Le Dr Rogers Cain, qui dirigeait une petite clinique médicale familiale bien rangée à quelques pâtés de maisons de la rivière Trout, au nord de Jacksonville, une zone à prédominance noire où le coronavirus est maltraité, revient de son écran. Wilson, 81 ans, était l'un des patients de Cain qui avait été testé positif – il avait sept autres patients COVID ce matin-là avant midi. Trois de ses enfants adultes avaient également contracté le virus.
«Cela a commencé comme un goutte-à-goutte, un goutte-à-goutte en mai», a déclaré Cain, la voix étouffée par son masque. « Maintenant, c'est plus comme un robinet qui tourne. »
Cain et Wilson sont nerveux. Au cours des deux dernières décennies, les deux ont vu le département de la santé du comté vidé d'argent et de personnes, entravant la capacité de Duval à répondre aux épidémies, y compris un petit groupe de cas de tuberculose en 2012. Et maintenant, ils font face à la menace du COVID-19 dans un La ville devait autrefois accueillir la Convention nationale républicaine de cette semaine, dans l'un des États à la tête de la dernière vague américaine.
La Floride est à la fois un microcosme et un récit édifiant pour l'Amérique.

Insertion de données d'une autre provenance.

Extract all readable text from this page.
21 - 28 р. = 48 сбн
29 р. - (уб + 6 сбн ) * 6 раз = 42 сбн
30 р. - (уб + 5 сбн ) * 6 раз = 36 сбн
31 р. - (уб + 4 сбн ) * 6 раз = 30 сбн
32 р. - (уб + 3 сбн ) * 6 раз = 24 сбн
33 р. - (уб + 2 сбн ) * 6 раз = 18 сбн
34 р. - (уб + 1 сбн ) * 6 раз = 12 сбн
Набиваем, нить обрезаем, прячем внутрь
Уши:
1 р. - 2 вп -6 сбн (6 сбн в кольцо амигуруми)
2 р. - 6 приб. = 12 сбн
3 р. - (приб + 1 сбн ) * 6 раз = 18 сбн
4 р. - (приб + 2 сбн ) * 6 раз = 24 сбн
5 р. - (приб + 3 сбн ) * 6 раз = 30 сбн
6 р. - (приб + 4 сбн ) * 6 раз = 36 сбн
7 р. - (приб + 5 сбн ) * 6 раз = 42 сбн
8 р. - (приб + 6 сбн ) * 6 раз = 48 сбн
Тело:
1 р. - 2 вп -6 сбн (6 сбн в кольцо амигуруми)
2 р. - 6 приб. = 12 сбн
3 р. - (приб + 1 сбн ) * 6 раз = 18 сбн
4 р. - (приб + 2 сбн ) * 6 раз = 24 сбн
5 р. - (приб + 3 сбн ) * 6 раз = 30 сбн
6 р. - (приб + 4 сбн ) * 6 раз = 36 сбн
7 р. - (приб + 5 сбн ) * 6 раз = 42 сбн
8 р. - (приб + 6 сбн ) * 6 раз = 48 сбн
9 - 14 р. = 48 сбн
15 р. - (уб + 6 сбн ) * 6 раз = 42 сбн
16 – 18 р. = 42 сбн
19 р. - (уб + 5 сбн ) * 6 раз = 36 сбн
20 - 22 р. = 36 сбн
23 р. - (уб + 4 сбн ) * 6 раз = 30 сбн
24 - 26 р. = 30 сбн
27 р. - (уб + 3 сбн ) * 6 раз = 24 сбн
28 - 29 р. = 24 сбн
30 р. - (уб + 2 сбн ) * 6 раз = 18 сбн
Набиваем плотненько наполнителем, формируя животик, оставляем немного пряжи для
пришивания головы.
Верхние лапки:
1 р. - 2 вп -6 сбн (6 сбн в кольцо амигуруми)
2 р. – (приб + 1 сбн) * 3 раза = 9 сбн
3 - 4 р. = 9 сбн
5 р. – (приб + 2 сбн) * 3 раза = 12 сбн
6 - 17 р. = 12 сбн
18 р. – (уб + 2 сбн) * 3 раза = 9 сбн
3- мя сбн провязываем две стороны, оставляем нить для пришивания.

Alors que le pays a affamé le système de santé publique destiné à protéger les communautés contre la maladie, le personnel et le financement ont chuté de plus en plus rapidement dans l'État du Soleil, le laissant particulièrement mal préparé pour la pire crise sanitaire du siècle.
Bien que la population de la Floride ait augmenté de 2,4 millions depuis 2010 pour en faire le troisième État le plus peuplé du pays, une enquête conjointe de KHN et de l'Associated Press a révélé que l'État a réduit le personnel de ses services de santé locaux – de 12422 équivalents temps plein. à 9125 en 2019, les dernières données disponibles.

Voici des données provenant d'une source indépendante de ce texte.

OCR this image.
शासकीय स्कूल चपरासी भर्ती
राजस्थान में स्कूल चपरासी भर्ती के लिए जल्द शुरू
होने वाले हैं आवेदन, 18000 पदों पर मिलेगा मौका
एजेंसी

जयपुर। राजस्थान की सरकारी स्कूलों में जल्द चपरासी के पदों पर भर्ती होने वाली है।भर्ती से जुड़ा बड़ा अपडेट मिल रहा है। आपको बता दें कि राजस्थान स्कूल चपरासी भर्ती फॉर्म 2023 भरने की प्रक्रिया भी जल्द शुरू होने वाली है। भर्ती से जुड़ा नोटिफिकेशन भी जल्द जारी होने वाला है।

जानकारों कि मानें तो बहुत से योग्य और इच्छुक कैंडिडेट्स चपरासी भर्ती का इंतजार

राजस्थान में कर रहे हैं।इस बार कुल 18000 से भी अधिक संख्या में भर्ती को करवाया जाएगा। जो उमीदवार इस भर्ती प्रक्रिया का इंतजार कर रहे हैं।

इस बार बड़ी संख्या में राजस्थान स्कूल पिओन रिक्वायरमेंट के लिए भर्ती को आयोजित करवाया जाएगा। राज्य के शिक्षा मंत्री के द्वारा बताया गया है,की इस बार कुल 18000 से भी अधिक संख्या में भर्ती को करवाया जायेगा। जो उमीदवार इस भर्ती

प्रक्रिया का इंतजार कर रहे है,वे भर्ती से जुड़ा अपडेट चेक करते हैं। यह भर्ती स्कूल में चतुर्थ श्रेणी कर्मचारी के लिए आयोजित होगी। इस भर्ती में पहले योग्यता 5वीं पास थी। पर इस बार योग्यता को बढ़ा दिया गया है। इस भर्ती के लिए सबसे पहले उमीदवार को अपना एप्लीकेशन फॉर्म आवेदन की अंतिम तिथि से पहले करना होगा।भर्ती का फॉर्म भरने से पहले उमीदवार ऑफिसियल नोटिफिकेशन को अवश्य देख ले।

Selon une analyse des données de l'État, les services de santé locaux gérés par l'État ont dépensé 41% de moins par habitant en 2019 qu'en 2010, passant de 57 $ à 34 $ après ajustement pour l'inflation. Les départements du pays ont également réduit leurs dépenses, mais de moins de moitié moins – une moyenne de 18%, selon les données de l'Association nationale des responsables de la santé des comtés et des villes.
Même avant que la pandémie ne frappe, cela signifiait moins d'enquêteurs pour suivre, tracer et contenir des maladies telles que l'hépatite. Cela signifiait moins d'infirmières de la santé publique pour enseigner aux gens comment se protéger du VIH / sida ou de la grippe. Lorsque la vague de COVID-19 a inondé la Floride, l'État a été pris au dépourvu au moment où cela comptait le plus, ses principales lignes de défense éviscérées.

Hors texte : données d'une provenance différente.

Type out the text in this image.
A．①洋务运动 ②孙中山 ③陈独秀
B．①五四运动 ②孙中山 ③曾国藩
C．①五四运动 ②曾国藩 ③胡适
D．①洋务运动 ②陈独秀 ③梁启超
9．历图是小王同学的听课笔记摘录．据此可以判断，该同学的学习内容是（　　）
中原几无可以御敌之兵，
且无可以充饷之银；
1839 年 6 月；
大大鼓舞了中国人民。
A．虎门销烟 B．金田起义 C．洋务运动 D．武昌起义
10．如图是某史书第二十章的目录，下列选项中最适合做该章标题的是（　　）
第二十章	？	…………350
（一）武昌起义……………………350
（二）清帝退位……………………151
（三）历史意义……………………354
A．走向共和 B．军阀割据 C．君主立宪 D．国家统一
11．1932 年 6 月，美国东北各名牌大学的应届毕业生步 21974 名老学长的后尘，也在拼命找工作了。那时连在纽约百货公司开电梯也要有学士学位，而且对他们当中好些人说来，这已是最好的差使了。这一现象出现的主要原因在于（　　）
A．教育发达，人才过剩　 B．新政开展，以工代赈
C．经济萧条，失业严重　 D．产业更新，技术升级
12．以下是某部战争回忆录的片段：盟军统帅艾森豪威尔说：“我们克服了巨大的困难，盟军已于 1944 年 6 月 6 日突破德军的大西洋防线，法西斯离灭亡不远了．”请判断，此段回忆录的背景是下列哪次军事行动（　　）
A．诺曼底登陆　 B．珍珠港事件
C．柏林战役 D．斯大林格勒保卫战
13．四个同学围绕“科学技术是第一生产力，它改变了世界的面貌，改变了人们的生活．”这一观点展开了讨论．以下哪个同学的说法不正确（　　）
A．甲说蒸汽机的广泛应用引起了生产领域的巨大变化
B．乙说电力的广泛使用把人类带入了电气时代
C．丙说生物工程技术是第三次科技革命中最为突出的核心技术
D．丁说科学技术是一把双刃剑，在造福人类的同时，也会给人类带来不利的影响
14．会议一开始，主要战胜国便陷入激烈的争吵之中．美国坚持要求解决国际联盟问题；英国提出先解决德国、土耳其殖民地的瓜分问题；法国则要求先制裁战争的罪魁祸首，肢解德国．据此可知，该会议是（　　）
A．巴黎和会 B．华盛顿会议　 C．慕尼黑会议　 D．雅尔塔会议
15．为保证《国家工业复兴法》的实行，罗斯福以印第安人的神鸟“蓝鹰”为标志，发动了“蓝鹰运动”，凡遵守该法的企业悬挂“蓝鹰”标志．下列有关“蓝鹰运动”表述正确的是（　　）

Désormais, les cas confirmés ont dépassé les 588 000 et les décès sont passés à plus de 10 000. Les inquiétudes suscitées par le virus ont incité les républicains à annuler les projets de convention en personne à Jacksonville, optant pour une version allégée en Caroline du Nord.
Les experts de la santé attribuent les réductions de financement à la Grande Récession et aux choix d'une série de gouverneurs qui voulaient transférer les services publics financés par l'État vers des entreprises à but lucratif.
Et lorsque la pandémie s'est installée, disent-ils, les habitants ont reçu des messages contradictoires sur les stratégies de prévention comme le port de masques du gouverneur républicain Ron DeSantis et d'autres dirigeants politiques. Les voix au sein des services de santé ont été muselées.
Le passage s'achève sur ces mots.